The Australian Securities and Exchange Commission (ASIC) has emphasized its commitment to combating crypto scams as a top regulatory priority in its latest corporate strategy report. The report states that ASIC is focusing on the risks posed by scams involving crypto assets and the potential harms these products can cause to investors.
In its effort to address crypto scams, ASIC plans to implement a range of measures. These include the development of a regulatory framework focused on consumer protection and market integrity, as well as close scrutiny of crypto product disclosure statements. The regulator intends to take action against misleading promotions of high-risk investments and firms that fail to adequately disclose risks.
Furthermore, ASIC recognizes the importance of educating the public about crypto assets and decentralized finance (DeFi), aiming to raise awareness of the inherent risks associated with them.
The need for such actions is underscored by the rising incidence of crypto scams in Australia. In 2022, a reported 3,910 Australians fell victim to crypto scams, resulting in a loss of $221.3 million. This represents a significant increase of 162.4% compared to the previous year.

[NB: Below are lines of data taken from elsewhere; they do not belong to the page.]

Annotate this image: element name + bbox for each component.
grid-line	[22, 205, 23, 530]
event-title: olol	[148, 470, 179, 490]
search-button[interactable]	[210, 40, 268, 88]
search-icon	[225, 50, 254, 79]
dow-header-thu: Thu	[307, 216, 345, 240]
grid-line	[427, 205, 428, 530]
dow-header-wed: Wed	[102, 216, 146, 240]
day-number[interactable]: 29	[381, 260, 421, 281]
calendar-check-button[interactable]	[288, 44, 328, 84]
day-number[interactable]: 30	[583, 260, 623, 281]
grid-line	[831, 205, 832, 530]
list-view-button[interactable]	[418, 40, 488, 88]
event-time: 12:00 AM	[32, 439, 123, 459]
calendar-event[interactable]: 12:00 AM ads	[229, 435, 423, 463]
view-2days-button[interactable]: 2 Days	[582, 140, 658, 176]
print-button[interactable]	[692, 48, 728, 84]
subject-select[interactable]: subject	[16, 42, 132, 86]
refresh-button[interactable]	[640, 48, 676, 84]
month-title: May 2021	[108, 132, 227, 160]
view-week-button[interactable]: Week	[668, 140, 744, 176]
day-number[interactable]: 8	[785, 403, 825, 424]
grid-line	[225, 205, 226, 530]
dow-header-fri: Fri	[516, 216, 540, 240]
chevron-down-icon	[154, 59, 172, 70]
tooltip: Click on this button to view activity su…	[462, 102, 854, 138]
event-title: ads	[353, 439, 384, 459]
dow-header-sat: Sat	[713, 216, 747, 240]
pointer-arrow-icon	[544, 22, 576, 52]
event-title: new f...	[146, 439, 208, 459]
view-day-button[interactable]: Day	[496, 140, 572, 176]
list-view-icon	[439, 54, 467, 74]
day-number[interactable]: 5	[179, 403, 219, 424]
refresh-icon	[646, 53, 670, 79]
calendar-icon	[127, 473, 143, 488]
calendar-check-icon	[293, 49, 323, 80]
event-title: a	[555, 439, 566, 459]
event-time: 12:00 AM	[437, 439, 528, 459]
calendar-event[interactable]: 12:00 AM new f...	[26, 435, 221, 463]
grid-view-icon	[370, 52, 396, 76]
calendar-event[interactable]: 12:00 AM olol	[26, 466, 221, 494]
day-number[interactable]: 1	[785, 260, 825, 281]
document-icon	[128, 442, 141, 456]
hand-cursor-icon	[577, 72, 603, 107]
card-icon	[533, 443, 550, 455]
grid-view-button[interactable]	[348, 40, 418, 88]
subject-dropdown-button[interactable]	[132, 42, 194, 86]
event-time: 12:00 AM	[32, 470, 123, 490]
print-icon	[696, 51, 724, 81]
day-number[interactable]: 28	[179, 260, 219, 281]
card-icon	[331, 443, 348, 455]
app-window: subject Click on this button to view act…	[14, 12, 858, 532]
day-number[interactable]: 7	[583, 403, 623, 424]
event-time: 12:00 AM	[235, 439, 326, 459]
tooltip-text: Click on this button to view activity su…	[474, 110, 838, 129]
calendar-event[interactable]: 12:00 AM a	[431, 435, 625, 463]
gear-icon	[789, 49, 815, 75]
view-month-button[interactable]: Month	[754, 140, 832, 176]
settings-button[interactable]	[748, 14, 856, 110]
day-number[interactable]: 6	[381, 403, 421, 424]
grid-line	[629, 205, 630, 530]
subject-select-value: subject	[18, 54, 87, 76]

Major banks in Australia have also taken steps to address the risks associated with cryptocurrencies. The National Australia Bank (NAB), for instance, announced that it would block payments to certain high-risk crypto exchanges in line with industry standards and regulations.
Overall, ASIC’s strategic approach reflects a commitment to safeguarding Australian consumers and small businesses from the risks posed by crypto-related scams and misconduct.